Sin duda, el Athletic se está haciendo trampas al solitario, dinamitando los preceptos de su centenaria filosofía. Y lo que es peor, lo está haciendo de espaldas al socio y al aficionado, al que apenas le llegan noticias de estas incorporaciones de jugadores externos porque el club se encarga de silenciarlas. Y lo hace porque sabe que para una gran parte de su masa social, la filosofía es innegociable.
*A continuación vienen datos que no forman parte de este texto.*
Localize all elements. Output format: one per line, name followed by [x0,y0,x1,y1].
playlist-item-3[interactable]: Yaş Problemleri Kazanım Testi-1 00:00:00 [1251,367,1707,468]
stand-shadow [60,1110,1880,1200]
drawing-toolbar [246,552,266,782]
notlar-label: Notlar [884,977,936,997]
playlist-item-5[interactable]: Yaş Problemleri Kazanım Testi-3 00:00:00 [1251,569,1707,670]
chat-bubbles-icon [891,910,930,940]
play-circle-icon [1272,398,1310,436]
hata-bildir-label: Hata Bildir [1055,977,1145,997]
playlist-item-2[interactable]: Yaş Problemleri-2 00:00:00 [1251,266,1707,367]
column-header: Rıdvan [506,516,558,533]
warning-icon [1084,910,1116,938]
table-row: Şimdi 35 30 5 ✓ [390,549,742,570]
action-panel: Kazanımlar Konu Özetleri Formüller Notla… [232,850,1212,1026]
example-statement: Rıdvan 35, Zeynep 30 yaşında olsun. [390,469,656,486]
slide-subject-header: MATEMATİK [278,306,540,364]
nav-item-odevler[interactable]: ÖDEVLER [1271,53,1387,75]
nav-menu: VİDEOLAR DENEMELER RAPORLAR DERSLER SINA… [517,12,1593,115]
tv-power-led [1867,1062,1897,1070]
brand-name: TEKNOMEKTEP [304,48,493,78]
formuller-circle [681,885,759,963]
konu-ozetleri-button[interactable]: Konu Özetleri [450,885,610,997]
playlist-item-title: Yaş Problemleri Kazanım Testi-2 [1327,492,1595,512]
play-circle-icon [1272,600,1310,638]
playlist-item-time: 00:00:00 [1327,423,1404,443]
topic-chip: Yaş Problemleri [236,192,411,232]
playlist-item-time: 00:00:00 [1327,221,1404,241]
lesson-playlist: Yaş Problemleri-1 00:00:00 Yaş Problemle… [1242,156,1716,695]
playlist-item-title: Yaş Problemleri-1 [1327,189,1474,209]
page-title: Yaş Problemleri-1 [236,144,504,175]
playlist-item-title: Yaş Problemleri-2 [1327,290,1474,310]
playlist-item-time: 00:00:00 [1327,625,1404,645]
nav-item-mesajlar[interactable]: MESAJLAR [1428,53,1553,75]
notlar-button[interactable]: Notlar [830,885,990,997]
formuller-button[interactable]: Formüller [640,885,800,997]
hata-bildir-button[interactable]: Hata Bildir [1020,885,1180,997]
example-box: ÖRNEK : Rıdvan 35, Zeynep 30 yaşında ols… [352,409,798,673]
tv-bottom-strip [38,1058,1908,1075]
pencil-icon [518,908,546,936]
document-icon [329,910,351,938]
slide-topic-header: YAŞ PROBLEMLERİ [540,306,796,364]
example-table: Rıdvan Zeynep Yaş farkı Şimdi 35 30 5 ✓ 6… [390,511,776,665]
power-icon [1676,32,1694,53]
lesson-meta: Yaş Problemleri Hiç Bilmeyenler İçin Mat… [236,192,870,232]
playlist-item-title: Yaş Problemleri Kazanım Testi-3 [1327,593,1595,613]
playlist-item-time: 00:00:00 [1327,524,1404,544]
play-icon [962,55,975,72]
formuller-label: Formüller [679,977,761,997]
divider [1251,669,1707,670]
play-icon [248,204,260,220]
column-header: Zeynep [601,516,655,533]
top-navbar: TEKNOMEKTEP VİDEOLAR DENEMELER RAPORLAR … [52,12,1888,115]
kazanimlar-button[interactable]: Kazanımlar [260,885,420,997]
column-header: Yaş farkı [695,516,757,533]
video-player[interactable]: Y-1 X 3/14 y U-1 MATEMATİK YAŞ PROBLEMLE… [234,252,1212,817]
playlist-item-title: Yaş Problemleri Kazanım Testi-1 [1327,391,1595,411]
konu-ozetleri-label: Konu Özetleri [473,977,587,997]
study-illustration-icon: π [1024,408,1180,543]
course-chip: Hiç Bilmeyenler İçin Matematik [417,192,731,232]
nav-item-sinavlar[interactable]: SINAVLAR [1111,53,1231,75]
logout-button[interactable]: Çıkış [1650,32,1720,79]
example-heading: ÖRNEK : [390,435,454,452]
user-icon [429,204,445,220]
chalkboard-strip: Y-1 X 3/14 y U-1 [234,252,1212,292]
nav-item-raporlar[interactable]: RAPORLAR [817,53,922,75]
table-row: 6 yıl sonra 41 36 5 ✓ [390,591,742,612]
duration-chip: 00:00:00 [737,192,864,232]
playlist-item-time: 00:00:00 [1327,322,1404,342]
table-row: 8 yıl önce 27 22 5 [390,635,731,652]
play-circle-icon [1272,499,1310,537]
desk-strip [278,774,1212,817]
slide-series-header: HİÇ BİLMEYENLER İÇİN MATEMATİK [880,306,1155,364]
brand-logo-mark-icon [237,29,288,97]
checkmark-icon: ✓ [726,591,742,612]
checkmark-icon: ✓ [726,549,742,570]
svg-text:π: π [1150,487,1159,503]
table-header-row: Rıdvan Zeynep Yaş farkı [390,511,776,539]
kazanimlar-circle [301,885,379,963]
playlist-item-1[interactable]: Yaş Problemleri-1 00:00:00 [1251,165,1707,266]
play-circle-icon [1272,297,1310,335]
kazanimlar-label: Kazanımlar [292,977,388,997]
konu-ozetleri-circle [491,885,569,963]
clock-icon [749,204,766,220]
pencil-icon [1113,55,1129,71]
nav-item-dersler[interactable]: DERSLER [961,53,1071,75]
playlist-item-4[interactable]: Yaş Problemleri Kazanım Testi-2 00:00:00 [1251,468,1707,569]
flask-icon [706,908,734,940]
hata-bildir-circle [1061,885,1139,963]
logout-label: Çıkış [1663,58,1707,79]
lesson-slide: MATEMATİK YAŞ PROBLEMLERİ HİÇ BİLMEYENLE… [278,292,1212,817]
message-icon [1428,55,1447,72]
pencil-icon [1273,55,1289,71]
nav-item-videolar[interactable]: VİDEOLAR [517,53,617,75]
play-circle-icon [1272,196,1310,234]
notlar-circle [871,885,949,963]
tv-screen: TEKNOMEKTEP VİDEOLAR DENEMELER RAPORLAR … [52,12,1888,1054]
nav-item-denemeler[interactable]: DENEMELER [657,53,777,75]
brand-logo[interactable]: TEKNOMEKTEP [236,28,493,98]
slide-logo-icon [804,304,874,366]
Por todo ello, si el club pretende seguir por este camino de incorporar futbolistas de fuera de nuestras fronteras, incumpliendo así con su filosofía, debería de hacerlo público, contarnos sus pros y sus contras, y plantear un referéndum en el que la masa social decidiese si acepta estas nuevas reglas, o no. Porque de seguir actuando de espaldas al socio, y conociendo el enfado entre la afición rojiblanca que está suponiendo esta nueva forma de hacer cantera que está promoviendo el Athletic, las próximas elecciones a la Presidencia del Athletic se convertirán en ese referéndum que se necesita para alterar su filosofía.